Ieri era un giorno da canicola, uno di quelli in cui l’aria sembrava piombo fuso e l’unico pensiero fisso era raggiungere casa e tuffarsi sotto il condizionatore. Prima, però, una rapida sosta al supermercato per la cena.
Mentre attraversavo il parcheggio, abbacinata dal sole, qualcosa attirò la mia attenzione. Una pastore tedesco, rinchiusa in macchina sotto quel sole assassino. I vetri appannati, il cane che ansimava con la lingua penzoloni, gli occhi vitrei: era chiaro che stava soffrendo. Se fuori c’erano 30 gradi, dentro era un forno.
Sul parabrezza, un foglietto con un numero. Chiamo. Risponde un uomo. Con calma (o almeno ci provo), spiego: “Il suo cane sta male per il caldo, torni subito o almeno apra un finestrino!” La risposta? Un gelido: “Ho lasciato l’acqua. Non sono fatti suoi.”
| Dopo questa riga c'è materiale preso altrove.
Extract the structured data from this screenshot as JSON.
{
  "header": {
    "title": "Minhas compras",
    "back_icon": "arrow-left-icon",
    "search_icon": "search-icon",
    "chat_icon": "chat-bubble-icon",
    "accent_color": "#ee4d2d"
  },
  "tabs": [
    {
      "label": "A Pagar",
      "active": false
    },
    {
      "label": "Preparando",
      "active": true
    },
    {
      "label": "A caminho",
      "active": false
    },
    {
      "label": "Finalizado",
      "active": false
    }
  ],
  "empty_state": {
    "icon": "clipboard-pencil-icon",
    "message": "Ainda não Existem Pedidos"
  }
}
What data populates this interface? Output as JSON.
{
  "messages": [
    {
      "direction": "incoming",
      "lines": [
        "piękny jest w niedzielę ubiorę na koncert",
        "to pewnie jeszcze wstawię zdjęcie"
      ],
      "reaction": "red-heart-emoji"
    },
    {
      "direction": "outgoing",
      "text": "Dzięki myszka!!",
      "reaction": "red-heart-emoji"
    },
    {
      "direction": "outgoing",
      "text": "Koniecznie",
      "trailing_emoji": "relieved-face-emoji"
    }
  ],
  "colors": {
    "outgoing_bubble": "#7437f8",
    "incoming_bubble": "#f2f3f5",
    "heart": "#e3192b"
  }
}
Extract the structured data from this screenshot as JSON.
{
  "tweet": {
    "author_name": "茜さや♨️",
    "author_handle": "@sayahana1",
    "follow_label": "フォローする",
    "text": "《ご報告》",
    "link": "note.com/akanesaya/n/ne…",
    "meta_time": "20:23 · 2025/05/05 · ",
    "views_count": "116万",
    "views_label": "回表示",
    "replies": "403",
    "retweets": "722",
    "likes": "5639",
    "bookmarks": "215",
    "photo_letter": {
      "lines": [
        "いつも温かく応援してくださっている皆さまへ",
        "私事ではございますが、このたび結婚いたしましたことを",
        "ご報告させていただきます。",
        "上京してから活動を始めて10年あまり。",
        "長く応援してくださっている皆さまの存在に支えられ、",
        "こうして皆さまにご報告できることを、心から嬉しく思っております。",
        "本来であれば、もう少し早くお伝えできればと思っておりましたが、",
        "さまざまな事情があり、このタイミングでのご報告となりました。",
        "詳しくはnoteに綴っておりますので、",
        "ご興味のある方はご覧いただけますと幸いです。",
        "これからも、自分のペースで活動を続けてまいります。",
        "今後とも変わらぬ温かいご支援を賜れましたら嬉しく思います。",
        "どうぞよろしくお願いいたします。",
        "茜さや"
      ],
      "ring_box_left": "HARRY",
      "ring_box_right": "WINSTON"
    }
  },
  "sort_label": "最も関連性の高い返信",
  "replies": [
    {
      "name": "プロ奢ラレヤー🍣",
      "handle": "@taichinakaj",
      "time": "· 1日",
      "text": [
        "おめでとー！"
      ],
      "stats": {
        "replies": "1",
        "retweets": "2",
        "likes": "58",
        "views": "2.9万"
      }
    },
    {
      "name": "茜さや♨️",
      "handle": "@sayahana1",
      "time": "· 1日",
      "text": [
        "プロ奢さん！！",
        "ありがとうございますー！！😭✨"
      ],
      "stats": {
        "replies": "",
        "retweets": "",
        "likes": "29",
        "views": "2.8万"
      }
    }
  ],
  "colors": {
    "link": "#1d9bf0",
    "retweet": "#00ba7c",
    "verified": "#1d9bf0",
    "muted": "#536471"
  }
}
Acqua sì, in una bottiglia sigillata. Ma basta, la pazienza ha un limite. Come fa un cane a bere da una bottiglia chiusa? Senza pensarci due volte, afferro un sasso e—CRAC!—il finestrino salta in mille pezzi. L’allarme urla, ma poco m’importa.
Tiro fuori il cane, che si accascia a terra, boccheggiante ma già più sereno. Gli verso dell’acqua addosso e chiamo aiuto.
Pochi minuti dopo, arriva di corsa il “padrone”, furibondo: “Ma che diavolo combina! Chiamo i carabinieri!” E così fece. Solo che, una volta arrivati, la situazione si ribaltò.
I carabinieri, dopo aver ascoltato entrambi e visto lo stato del cane, decisero che l’unico a meritare una multa (e una denuncia per maltrattamento) era lui. A me? Una bella stretta di mano e un “grazie.”
E il cane?
Oggi vive con me. Un batuffolo di pelo felice e affamato di coccole. Quella stessa pastore tedesco che ieri rischiava di morire per colpa di un irresponsabile, ora dorme ai miei piedi. E se domani capitasse di nuovo? Rifarei tutto, senza esitare.
Non capirò mai chi tratta gli animali come oggetti. Sono esseri viventi, mica soprammobili!